Overall alcohol intake was associated with a 14 percent higher risk of melanoma per drink per day. Each drink per day of white wine was associated with a 13 percent increased risk of melanoma. Other forms of alcohol beer, red wine, and liquor did not significantly affect melanoma risk.

The association between alcohol and melanoma was strongest for parts of the body that typically receive less sun exposure. Cho said that compared with nondrinkers, those who consumed 20 grams or more of alcohol per day were 2 percent more likely to be diagnosed with melanomas of the head, neck, or extremities, but 73 percent more likely to be diagnosed with melanomas of the trunk.
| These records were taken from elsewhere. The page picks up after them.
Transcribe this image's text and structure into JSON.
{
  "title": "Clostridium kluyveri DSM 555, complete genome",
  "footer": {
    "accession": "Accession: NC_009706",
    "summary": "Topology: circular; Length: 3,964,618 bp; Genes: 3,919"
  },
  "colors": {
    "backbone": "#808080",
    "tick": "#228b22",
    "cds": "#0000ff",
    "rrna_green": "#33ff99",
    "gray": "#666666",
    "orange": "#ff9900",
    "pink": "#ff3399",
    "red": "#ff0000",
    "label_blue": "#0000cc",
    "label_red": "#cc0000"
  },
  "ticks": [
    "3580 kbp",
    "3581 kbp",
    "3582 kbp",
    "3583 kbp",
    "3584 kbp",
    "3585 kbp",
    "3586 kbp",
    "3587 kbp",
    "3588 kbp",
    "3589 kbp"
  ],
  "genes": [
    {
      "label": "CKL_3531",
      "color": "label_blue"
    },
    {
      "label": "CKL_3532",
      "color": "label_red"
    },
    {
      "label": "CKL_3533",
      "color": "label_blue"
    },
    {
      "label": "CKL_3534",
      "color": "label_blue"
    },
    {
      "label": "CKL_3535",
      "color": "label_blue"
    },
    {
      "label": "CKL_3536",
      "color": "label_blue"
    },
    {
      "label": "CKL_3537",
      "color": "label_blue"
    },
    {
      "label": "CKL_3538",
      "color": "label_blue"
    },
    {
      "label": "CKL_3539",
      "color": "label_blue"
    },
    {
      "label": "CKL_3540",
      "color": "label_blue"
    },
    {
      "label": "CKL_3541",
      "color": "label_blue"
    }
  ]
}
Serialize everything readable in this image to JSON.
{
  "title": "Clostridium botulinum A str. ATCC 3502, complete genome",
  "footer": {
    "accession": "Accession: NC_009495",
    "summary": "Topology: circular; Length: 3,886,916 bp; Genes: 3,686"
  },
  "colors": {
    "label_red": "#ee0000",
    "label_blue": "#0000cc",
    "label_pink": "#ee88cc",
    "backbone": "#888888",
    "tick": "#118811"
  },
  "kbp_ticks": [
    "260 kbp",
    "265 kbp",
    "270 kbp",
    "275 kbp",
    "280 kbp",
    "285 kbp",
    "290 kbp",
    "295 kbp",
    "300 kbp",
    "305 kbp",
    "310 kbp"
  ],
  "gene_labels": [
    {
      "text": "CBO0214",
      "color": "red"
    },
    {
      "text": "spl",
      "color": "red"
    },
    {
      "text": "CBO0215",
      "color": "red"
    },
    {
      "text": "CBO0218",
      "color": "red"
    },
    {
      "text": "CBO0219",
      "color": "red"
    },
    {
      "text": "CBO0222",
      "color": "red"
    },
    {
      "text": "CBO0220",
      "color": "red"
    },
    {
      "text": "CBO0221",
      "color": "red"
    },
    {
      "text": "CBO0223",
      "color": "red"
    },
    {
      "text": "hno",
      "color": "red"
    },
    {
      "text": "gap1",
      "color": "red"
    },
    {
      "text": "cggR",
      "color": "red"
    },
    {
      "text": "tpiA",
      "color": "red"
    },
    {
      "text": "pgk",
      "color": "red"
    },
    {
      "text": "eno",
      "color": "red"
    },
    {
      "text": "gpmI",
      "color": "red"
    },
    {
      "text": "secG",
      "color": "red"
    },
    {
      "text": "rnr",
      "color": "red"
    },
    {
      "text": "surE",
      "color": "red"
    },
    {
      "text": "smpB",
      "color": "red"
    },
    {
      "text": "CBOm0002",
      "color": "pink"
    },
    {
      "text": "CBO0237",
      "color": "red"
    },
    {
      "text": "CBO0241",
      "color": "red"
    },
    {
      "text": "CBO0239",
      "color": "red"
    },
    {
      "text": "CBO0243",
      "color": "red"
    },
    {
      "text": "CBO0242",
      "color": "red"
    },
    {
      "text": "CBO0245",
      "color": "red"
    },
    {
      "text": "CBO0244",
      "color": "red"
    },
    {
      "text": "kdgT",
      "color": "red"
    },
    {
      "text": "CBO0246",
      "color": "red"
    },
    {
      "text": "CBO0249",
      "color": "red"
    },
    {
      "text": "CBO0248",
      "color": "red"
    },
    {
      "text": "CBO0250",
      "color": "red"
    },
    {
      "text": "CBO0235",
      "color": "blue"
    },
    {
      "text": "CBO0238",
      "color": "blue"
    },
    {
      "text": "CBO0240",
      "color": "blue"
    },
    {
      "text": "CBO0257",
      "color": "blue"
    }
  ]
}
She said this finding was novel and further research would be required to explain the results.

Cho said “it was surprising that white wine was the only drink independently associated with increased risk of melanoma. The reason for the association is unknown. However, research has shown that some wine has somewhat higher levels of pre-existing acetaldehyde than beer or spirits. While red and white wine may have similar amounts of pre-existing acetaldehyde, the antioxidants in red wine may offset the risks.”

Cho said the study adds melanoma to the list of cancers associated with alcohol, and the findings support existing recommendations by organizations including the American Cancer Society to limit alcohol intake.

“The clinical and biological significance of these findings remains to be determined, but for motivated individuals with other strong risk factors for melanoma, counseling regarding alcohol use may be an appropriate risk-reduction strategy to reduce risks of melanoma as well as other cancers,” Cho said.

However, Cho pointed out that modest alcohol intake has been connected with reduced risk of cardiovascular disease. “For drinkers, risks and benefits of alcohol consumption have to be considered individually, including the risk related to skin cancer,” she said.

Cho said the study’s chief limitation was the homogeneity of the study population. Non-whites were excluded, as there were too few non-white participants to draw statistically valid conclusions. Therefore, the study’s findings cannot be generalized for other racial or ethnic groups.

Also, few study participants reported heavy drinking, and the study did not account for some potential risk factors of melanoma, such as sun-protection behaviors. Participants were excluded if they reported a personal history of cancer at baseline of the follow-up in order to avoid bias due to closer physician follow-up of cancer patients.

Additional Comments
Although the above study shows there is a link between the alcohol and melanoma, further research may be needed to confirm that link as there could be confounding variables in play.

Citation: “Alcohol Intake and Risk of Incident Melanoma: A Pooled Analysis of Three Prospective Studies in the United States.” Andrew Rivera, Hongmei Nan, Tricia Li, Abrar Qureshi and Eunyoung Cho. Cancer Epidemiology and Prevention Biomarkers 2016 vol: 25 (12).
DOI: 10.1158/1055-9965.EPI-16-0303
Research funding: NIH
Adapted from press release by American Association of Cancer Research.